Seven electronic databases were searched in March 2021. Articles on AEs associated with XYP published from January 2004 to December 2020 in the NADRMIS were included. Data on the incidence of AEs, distribution of AEs, occurrence time of AEs, type and possible signal of AEs, primary diseases, allergic history, family history of allergies, dosage, and combination interval were extracted.
We included 228 cases of AEs with XYP-RB combination (63 cases from randomized controlled trials, 1 from a cohort study, and 164 from the NADRMIS). The most common primary disease was hand-foot-and-mouth disease. The main age distribution was 0-6 years (118 cases, 72%) and 8 cases (6.8%) experienced serious AEs.

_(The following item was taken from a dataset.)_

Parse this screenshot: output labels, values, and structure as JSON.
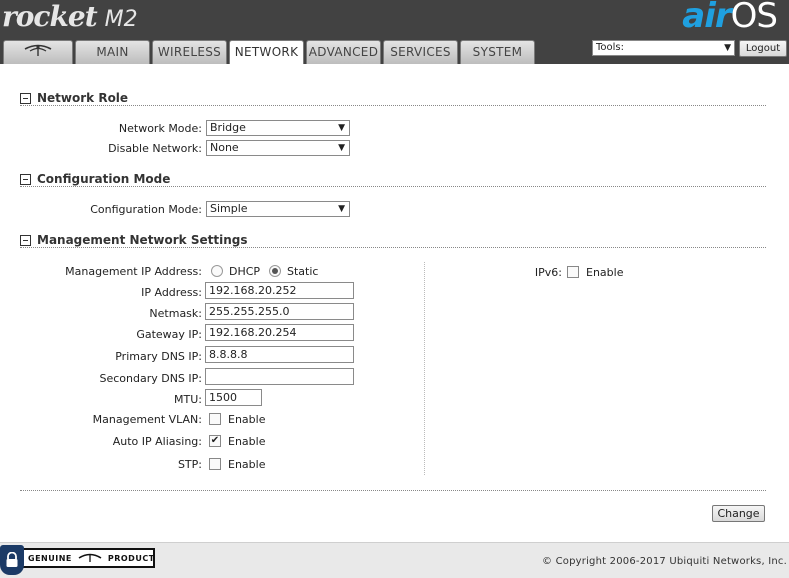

The combination group showed a significant reduction than the RB group in the incidence of AEs in those with hand-foot-and-mouth disease (risk ratio = 0.54, 95% confidence interval = 0.38-0.78, P = 0.0008) and children with viral pneumonia (risk ratio = 0.36, 95% confidence interval = 0.14-0.95, P = 0.04). Allergic history and infusion interval were not described in the randomized controlled trials. AEs were reported in 57.9% of cases in the first combination (XYP-RB were combined for the first time) (NADRMIS), 56.4% of which were skin and appendage reactions, and the risk signal of skin and appendage reactions was a maximum (Information Component = 6.21).
The major AE associated with XYP-RB combination was skin and appendage reactions. Most of the combination AEs were pseudo-allergic reactions. These findings suggest that we should increase awareness about the safety of XYP-RB combination treatment and standardize medication protocol, especially for children. Unless absolutely necessary, children should avoid combination therapy. More rigorous high-quality studies are needed to obtain more evidence.
在中国,喜炎平(XYP)已广泛与利巴韦林(RB)联合用于治疗传染病。现已发现,这种联合用药可能会改变 XYP 相关不良事件(AE)的严重程度。
对从随机对照试验、队列研究、病例对照研究、病例报告、病例系列和国家药品不良反应监测信息系统(NADRMIS)中获得的 XYP-RB 联合用药相关 AE 的临床特征进行全面综述。
2021 年 3 月检索了 7 个电子数据库。纳入了 2004 年 1 月至 2020 年 12 月期间 NADRMIS 中发表的与 XYP 相关的 AE 相关文章。提取 AE 发生率、AE 分布、AE 发生时间、AE 类型和可能信号、主要疾病、过敏史、过敏家族史、剂量和联合间隔的数据。
共纳入了 228 例 XYP-RB 联合用药的 AE 病例(63 例来自随机对照试验、1 例来自队列研究、164 例来自 NADRMIS)。最常见的主要疾病是手足口病。主要年龄分布为 0-6 岁(118 例,72%),8 例(6.8%)发生严重 AE。与利巴韦林组相比,联合组在手足口病(风险比=0.54,95%置信区间=0.38-0.78,P=0.0008)和病毒性肺炎患儿(风险比=0.36,95%置信区间=0.14-0.95,P=0.04)中 AE 的发生率明显降低。过敏史和输注间隔在随机对照试验中未被描述。NADRMIS 中首次联合(XYP-RB 首次联合)时报告了 57.9%(132/228)的病例出现 AE,其中 56.4%为皮肤和附件反应,皮肤和附件反应的风险信号最大(信息成分=6.21)。
XYP-RB 联合用药相关的主要 AE 是皮肤和附件反应。大多数联合用药 AE 是假性过敏反应。这些发现表明,我们应该提高对 XYP-RB 联合治疗安全性的认识,并规范用药方案,尤其是对儿童。除非绝对必要,儿童应避免联合治疗。需要进行更多严格的高质量研究以获得更多证据。